Dr. Western and Becky Pettit, a sociologist at
the University of Washington, estimate, after controlling for various
socioeconomic factors, that incarceration typically reduces annual
earnings by 40 percent for the typical male former prisoner.
The
precise financial loss is debatable. Other social scientists have come
up with lower estimates for lost wages after incarceration, but everyone
agrees it's only part of the cost. For starters, it doesn't include
wages lost while a man is behind bars.
Nor does it
include all the burdens borne by the prisoner's family and community
during incarceration - the greatest cost of all, says Donald Braman, an
anthropologist at George Washington University Law School who wrote
"Doing Time on the Outside" after studying families of prisoners in
Washington.
"The social deprivation and draining of
capital from these communities may well be the greatest contribution our
state makes to income inequality," Dr. Braman said. "There is no social
institution I can think of that comes close to matching it."
Drs.
DeFina and Hannon, the Villanova sociologists, calculate that if the
mass incarceration trend had not occurred in recent decades, the poverty
rate would be 20 percent lower today, and that five million fewer
people would have fallen below the poverty line.
Ms.
Hamilton and Mr. Harris have now risen above that poverty line, and they
consider their family luckier than many others. Their two daughters
finished high school; one went to college; both are employed. Ms.

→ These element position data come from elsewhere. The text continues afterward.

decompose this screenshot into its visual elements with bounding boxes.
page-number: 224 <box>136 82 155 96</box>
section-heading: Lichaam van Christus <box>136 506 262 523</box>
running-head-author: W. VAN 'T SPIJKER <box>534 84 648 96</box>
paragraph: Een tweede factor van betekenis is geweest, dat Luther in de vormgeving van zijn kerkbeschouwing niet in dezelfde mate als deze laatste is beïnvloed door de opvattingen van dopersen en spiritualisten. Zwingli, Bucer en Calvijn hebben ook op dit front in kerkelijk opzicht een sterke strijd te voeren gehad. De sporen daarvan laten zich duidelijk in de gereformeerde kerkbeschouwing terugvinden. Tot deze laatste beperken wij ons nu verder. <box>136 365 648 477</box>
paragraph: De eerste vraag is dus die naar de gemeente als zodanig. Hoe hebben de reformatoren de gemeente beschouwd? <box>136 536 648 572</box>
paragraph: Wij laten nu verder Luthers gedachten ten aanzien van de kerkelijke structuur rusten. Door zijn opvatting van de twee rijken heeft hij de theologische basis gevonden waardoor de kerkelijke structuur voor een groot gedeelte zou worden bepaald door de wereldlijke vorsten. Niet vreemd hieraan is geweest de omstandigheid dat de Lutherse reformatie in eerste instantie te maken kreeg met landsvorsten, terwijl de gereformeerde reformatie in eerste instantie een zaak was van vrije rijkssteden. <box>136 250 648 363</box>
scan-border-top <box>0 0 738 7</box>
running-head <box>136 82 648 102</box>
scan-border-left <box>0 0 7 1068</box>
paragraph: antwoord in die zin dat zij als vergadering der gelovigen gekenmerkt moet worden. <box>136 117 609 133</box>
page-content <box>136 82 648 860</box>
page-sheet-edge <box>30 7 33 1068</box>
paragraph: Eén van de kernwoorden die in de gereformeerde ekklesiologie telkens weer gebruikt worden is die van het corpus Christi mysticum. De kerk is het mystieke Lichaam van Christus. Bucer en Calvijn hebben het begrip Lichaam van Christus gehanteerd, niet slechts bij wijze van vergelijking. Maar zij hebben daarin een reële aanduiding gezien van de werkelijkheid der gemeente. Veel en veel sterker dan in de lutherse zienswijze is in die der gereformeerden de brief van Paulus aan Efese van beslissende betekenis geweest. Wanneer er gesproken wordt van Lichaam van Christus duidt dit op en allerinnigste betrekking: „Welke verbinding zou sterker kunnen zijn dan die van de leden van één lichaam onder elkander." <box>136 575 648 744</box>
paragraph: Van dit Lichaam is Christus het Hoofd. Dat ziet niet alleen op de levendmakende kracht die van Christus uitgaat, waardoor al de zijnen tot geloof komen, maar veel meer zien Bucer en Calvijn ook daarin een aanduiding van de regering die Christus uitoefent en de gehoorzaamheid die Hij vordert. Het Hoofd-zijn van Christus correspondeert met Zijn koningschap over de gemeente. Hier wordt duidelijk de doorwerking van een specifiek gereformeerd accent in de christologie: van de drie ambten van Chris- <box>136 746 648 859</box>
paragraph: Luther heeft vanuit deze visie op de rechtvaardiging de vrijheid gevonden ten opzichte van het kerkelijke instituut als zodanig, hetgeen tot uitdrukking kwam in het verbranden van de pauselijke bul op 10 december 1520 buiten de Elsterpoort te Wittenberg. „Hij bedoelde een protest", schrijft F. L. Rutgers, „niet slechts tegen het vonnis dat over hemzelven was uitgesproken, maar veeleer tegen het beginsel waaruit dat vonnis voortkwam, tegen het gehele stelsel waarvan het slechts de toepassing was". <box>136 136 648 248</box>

Hamilton is working as an aide at a hospital. Mr. Harris has a job as a
security guard and a different outlook on life.
"I
don't worry about buying clothes anymore," he said. He and his wife are
scrimping to save enough so they can finally, in their late 40s, buy a
home together.
"It's like our life is finally
beginning," Ms. Hamilton said. "If he hadn't been away so long, we could
own a house by now. We would probably have more kids. I try not to
think about all the things we lost."
Accentuating the Positive
She
and her husband prefer to accentuate the positive, even when it comes
to the police and prison. They appreciate that some neighborhoods in
Washington are much safer now that drug dealers aren't fighting on
street corners and in crack dens anymore. They figure the crackdown on
open-air drug markets helped both the city and Mr. Harris.
"If I hadn't been locked up, I probably would have ended up getting killed on the streets," Mr. Harris said. His wife agreed.
"Prison was good for him in some ways," Ms. Hamilton said. "He finally grew up there. He's a man now."
But 20 years?
"They overdid it," she said. "It didn't have to take that long at all."